I think the blog post should point out very early that Onehouse is a Hudi company. There are some other recent benchmarks published in CIDR by Databricks that might paint a different picture: https://petereliaskraft.net/res/cidr_lakehouse.pdf
Thanks for the link. I'd be interested to see a perf comparison using a popular processing engine other than spark given the obvious potential for delta lake to be better tuned for spark workloads by default.
In Databricks published benchmark of course Delta is the fastest. I have also seen some Iceberg using company publishing benchmarks showing how Iceberg is the fastest.
I think vendor published benchmarks are fine if the dataset is open / accessible, the benchmark code is published, all software versions are disclosed, and the exact hardware is specified.

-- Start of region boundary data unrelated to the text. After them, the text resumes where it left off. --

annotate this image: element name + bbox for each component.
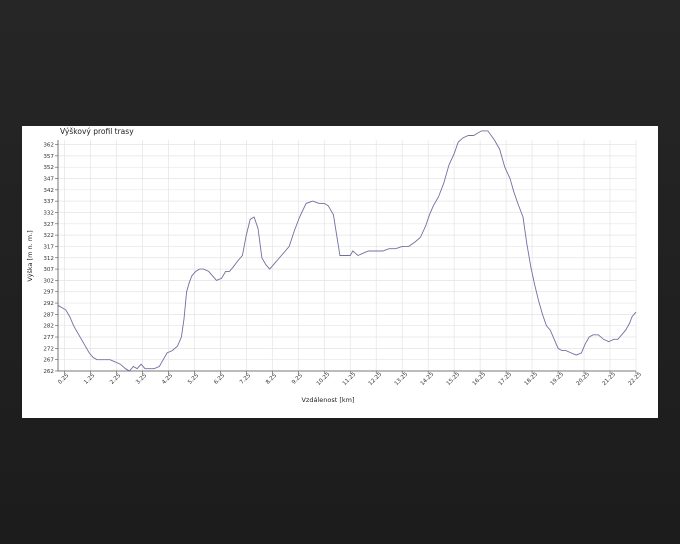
y-tick-label: 287 xyxy=(43,312,54,318)
y-tick-label: 272 xyxy=(43,346,54,352)
x-tick-label: 1.25 xyxy=(83,372,96,385)
y-tick-label: 292 xyxy=(43,301,54,307)
y-tick-label: 357 xyxy=(43,154,54,160)
x-tick-label: 6.25 xyxy=(213,372,226,385)
x-tick-label: 20.25 xyxy=(576,371,592,387)
y-tick-label: 282 xyxy=(43,324,54,330)
x-tick-label: 3.25 xyxy=(135,372,148,385)
y-tick-label: 332 xyxy=(43,210,54,216)
y-tick-label: 312 xyxy=(43,256,54,262)
y-tick-label: 262 xyxy=(43,369,54,375)
y-axis-label: Výška [m n. m.] xyxy=(26,230,34,281)
chart-title: Výškový profil trasy xyxy=(60,127,134,136)
chart-grid xyxy=(58,140,637,372)
y-tick-label: 307 xyxy=(43,267,54,273)
y-tick-label: 267 xyxy=(43,358,54,364)
x-tick-label: 22.25 xyxy=(628,371,644,387)
y-tick-label: 342 xyxy=(43,188,54,194)
y-tick-label: 362 xyxy=(43,143,54,149)
elevation-profile-chart: Výškový profil trasy 2622672722772822872… xyxy=(26,127,643,404)
x-tick-label: 7.25 xyxy=(239,372,252,385)
x-tick-label: 0.25 xyxy=(57,372,70,385)
x-tick-label: 8.25 xyxy=(265,372,278,385)
y-axis-ticks: 262 267 272 277 282 287 292 297 302 307 312 317 322 3… xyxy=(43,143,58,375)
x-tick-label: 12.25 xyxy=(368,371,384,387)
x-tick-label: 21.25 xyxy=(602,371,618,387)
x-axis-ticks: 0.25 1.25 2.25 3.25 4.25 5.25 6.25 7.25 8.25 9.25… xyxy=(57,371,643,387)
y-tick-label: 337 xyxy=(43,199,54,205)
x-tick-label: 14.25 xyxy=(420,371,436,387)
x-tick-label: 2.25 xyxy=(109,372,122,385)
x-tick-label: 11.25 xyxy=(342,371,358,387)
x-tick-label: 18.25 xyxy=(524,371,540,387)
x-tick-label: 13.25 xyxy=(394,371,410,387)
x-axis-label: Vzdálenost [km] xyxy=(301,396,354,404)
x-tick-label: 16.25 xyxy=(472,371,488,387)
y-tick-label: 302 xyxy=(43,278,54,284)
x-tick-label: 15.25 xyxy=(446,371,462,387)
y-tick-label: 317 xyxy=(43,244,54,250)
y-tick-label: 322 xyxy=(43,233,54,239)
x-tick-label: 5.25 xyxy=(187,372,200,385)
y-tick-label: 297 xyxy=(43,290,54,296)
x-tick-label: 17.25 xyxy=(498,371,514,387)
y-tick-label: 352 xyxy=(43,165,54,171)
y-tick-label: 347 xyxy=(43,177,54,183)
y-tick-label: 277 xyxy=(43,335,54,341)
elevation-line xyxy=(57,130,637,372)
chart-panel: Výškový profil trasy 262 267 272 277 282 287 2… xyxy=(22,126,658,418)
x-tick-label: 19.25 xyxy=(550,371,566,387)
x-tick-label: 4.25 xyxy=(161,372,174,385)
y-tick-label: 327 xyxy=(43,222,54,228)
x-tick-label: 9.25 xyxy=(291,372,304,385)
x-tick-label: 10.25 xyxy=(316,371,332,387)
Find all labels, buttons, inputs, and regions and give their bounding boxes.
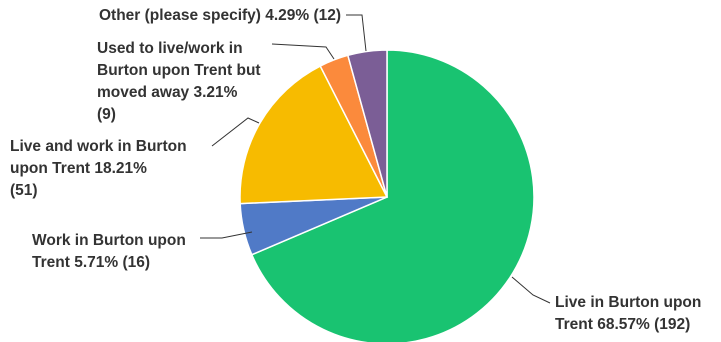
pie-slice-other [346,49,388,198]
slice-label-line: (51) [10,182,38,199]
slice-label-line: Live in Burton upon [555,294,702,311]
leader-line-moved-away [271,43,335,60]
leader-line-live [511,276,551,304]
slice-label-line: moved away 3.21% [97,84,238,101]
leader-line-live-and-work [211,117,260,147]
slice-label-line: Used to live/work in [97,40,243,57]
slice-label-line: Trent 68.57% (192) [555,316,691,333]
slice-label-line: Other (please specify) 4.29% (12) [99,7,342,24]
pie-slice-live-and-work [239,65,389,205]
slice-label-moved-away: Used to live/work in Burton upon Trent b… [97,38,261,126]
slice-label-live-and-work: Live and work in Burton upon Trent 18.21… [10,136,187,202]
slice-label-line: Live and work in Burton [10,138,187,155]
slice-label-work: Work in Burton upon Trent 5.71% (16) [32,230,186,274]
slice-label-line: (9) [97,106,116,123]
slice-label-line: Trent 5.71% (16) [32,254,151,271]
slice-label-other: Other (please specify) 4.29% (12) [99,5,341,27]
leader-line-other [346,14,367,52]
slice-label-live: Live in Burton upon Trent 68.57% (192) [555,292,701,336]
leader-line-work [200,231,253,239]
slice-label-line: Work in Burton upon [32,232,186,249]
slice-label-line: upon Trent 18.21% [10,160,147,177]
pie-slice-live [250,49,535,342]
slice-label-line: Burton upon Trent but [97,62,261,79]
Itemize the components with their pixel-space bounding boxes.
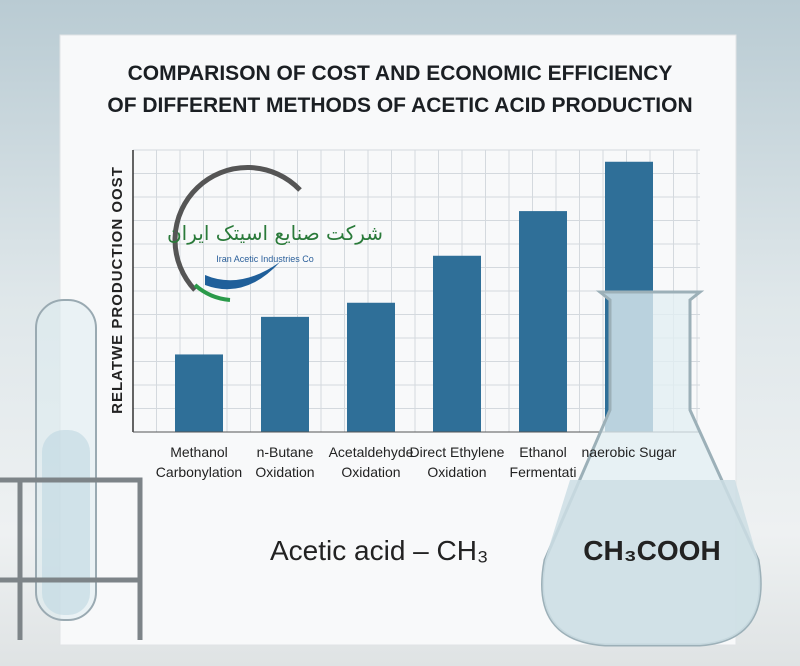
caption: Acetic acid – CH₃	[270, 535, 488, 566]
bar	[519, 211, 567, 432]
flask: CH₃COOH	[541, 290, 762, 647]
chart-title: COMPARISON OF COST AND ECONOMIC EFFICIEN…	[107, 62, 692, 117]
x-tick-label: Methanol Carbonylation	[155, 444, 243, 480]
logo-arc	[172, 165, 302, 292]
x-tick-label: Ethanol Fermentati	[509, 444, 577, 480]
x-tick-label: Direct Ethylene Oxidation	[409, 444, 505, 480]
y-axis-label: RELATWE PRODUCTION OOST	[109, 166, 126, 414]
test-tube	[0, 299, 143, 640]
x-tick-label: Acetaldehyde Oxidation	[328, 444, 414, 480]
logo: شرکت صنایع اسیتک ایران Iran Acetic Indus…	[167, 165, 383, 302]
liquid	[42, 430, 90, 615]
flask-label: CH₃COOH	[583, 535, 720, 566]
bar	[175, 354, 223, 432]
flask-liquid	[542, 480, 761, 645]
logo-name: شرکت صنایع اسیتک ایران	[167, 221, 383, 245]
logo-arc	[193, 283, 231, 302]
rack	[0, 477, 143, 640]
bar	[261, 316, 309, 432]
x-tick-label: naerobic Sugar	[581, 444, 677, 460]
logo-wave	[205, 262, 280, 290]
bar	[433, 255, 481, 432]
bar	[347, 302, 395, 432]
x-tick-label: n-Butane Oxidation	[255, 444, 315, 480]
logo-subtitle: Iran Acetic Industries Co	[216, 254, 314, 264]
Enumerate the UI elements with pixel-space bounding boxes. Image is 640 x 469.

I definitely wouldn't consider an audited TPC benchmark that's based on industry standard datasets / queries worthless in the data space. Disclosure: I work for Databricks.
It looks like the benchmarks used the latest versions of Delta and Iceberg, but chose a version of Hudi that is over 6 months old. Hudi v0.12.2 is more advanced than v0.12.0 which the benchmark did not consider. As the Databricks CIDR paper states, and as mentioned in the Onehouse article, Hudi by default is optimized for UPSERTs vs INSERTs and is a 1-line config change that is appropriate for a true apples-apples comparison. See both: https://www.onehouse.ai/blog/apache-hudi-vs-delta-lake-trans... and https://github.com/brooklyn-data/delta/pull/2
Hah, I could tell because in the "feature matrix" the Hudi column was mostly green compared to the others. Immediately made me suspicious so I looked it up and sure enough, not exactly an unbiased source.
Feature matrices are extremely easy to game depending on your choice of rows.
I recently evaluated these frameworks and went through all these links they have for each of those rows, on the first publish few months ago. FWIW I did not find any inaccuracies or wrong pointers.
it's funny how, on one hand you argue for objectivity but fundamentally distrust/write off a chance that someone could have created a hackernews account today and comment here - without a shred of evidence. May be now I am getting trained on the HN ways.